For more than 120 years, juvenile justice law has not substantively defined the core questions in most delinquency cases—when should the state prosecute children rather than divert them from the court system (the intake decision), and what should the state do with children once they are convicted (the sentencing decision)? Instead, the law has granted certain legal actors wide discretion over these decisions, namely prosecutors at intake and judges at sentencing. This Article identifies and analyzes an essential reform trend changing that reality: legislation, enacted in at least eight states in the 2010s, to limit when children can be prosecuted rather than diverted, and when and for how long they may be incarcerated or kept on probation based on the specific offense alleged or adjudicated.

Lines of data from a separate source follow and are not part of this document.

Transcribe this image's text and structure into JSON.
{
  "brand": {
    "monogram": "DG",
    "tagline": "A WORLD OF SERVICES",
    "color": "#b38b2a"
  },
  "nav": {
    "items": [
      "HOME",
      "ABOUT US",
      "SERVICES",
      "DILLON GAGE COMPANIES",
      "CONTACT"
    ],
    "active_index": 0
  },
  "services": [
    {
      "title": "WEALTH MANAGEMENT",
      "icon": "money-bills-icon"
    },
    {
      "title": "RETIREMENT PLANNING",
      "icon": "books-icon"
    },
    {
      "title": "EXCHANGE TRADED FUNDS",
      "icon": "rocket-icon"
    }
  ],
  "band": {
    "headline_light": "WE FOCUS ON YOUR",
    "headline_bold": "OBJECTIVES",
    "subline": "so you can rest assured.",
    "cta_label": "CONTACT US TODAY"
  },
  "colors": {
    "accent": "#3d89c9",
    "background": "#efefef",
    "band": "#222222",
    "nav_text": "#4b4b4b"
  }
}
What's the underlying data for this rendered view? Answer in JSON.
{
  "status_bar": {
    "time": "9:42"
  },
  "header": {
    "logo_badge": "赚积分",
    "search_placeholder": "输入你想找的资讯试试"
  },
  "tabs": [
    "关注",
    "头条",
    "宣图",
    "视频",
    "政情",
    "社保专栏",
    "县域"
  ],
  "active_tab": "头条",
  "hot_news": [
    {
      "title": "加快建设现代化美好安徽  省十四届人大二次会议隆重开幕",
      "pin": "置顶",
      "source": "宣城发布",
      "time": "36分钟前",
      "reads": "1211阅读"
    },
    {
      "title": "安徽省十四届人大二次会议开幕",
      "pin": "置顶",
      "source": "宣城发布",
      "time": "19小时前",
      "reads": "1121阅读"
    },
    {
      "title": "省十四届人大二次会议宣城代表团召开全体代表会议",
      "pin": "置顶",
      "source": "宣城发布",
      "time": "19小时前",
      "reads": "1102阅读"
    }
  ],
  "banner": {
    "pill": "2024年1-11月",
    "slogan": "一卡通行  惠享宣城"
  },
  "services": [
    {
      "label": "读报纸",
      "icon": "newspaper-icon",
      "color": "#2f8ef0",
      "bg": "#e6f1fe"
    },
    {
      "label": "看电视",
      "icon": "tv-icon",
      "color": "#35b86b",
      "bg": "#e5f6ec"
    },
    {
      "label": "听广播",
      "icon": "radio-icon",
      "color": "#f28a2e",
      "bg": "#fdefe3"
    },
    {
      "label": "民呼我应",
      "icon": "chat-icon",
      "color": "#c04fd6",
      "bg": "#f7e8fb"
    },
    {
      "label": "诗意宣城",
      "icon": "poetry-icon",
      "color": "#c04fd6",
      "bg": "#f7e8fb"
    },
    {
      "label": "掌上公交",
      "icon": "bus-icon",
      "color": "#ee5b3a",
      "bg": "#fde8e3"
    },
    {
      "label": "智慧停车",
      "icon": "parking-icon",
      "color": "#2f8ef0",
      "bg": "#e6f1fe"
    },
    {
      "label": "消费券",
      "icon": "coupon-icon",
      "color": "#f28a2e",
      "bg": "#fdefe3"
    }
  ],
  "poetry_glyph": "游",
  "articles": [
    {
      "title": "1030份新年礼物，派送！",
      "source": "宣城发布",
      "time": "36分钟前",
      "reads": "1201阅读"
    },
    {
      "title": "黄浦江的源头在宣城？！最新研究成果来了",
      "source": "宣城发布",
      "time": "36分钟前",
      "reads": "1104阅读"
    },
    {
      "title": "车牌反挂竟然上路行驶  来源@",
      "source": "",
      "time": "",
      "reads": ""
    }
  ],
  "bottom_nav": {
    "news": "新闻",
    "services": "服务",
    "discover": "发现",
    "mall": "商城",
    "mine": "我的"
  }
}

These reforms are a sharp turn for juvenile law. Contrary to the field’s long emphasis on discretionary decisions not legally tethered to specific offenses, the reforms depend on the charges alleged or proven against a child, and limit judges’ authority at disposition and prosecutors’ at intake.
This Article fills a gap in the academic literature, which has previously focused on recent reforms to criminal, not juvenile, court sentencing of children. Recent juvenile court reforms prevent prosecutors and judges from using wide discretion to incarcerate children for petty offenses, follow social science research demonstrating how overly punitive actions undermine rehabilitative goals, and provide important checks and balances on what are often the most important decisions in individual cases. These juvenile court reforms also enhance the importance of plea bargaining, and thus risk creating the same harms as have been documented with plea bargaining in the criminal justice system. This Article argues that risk is mitigated by limitations on prosecutors’ leverage and that future reforms should include further checks on that leverage.
Josh Gupta-Kagan, Beyond “Children Are Different”: The Revolution in Juvenile Intake and Sentencing, 96 Wash. L. Rev. 425 (2021).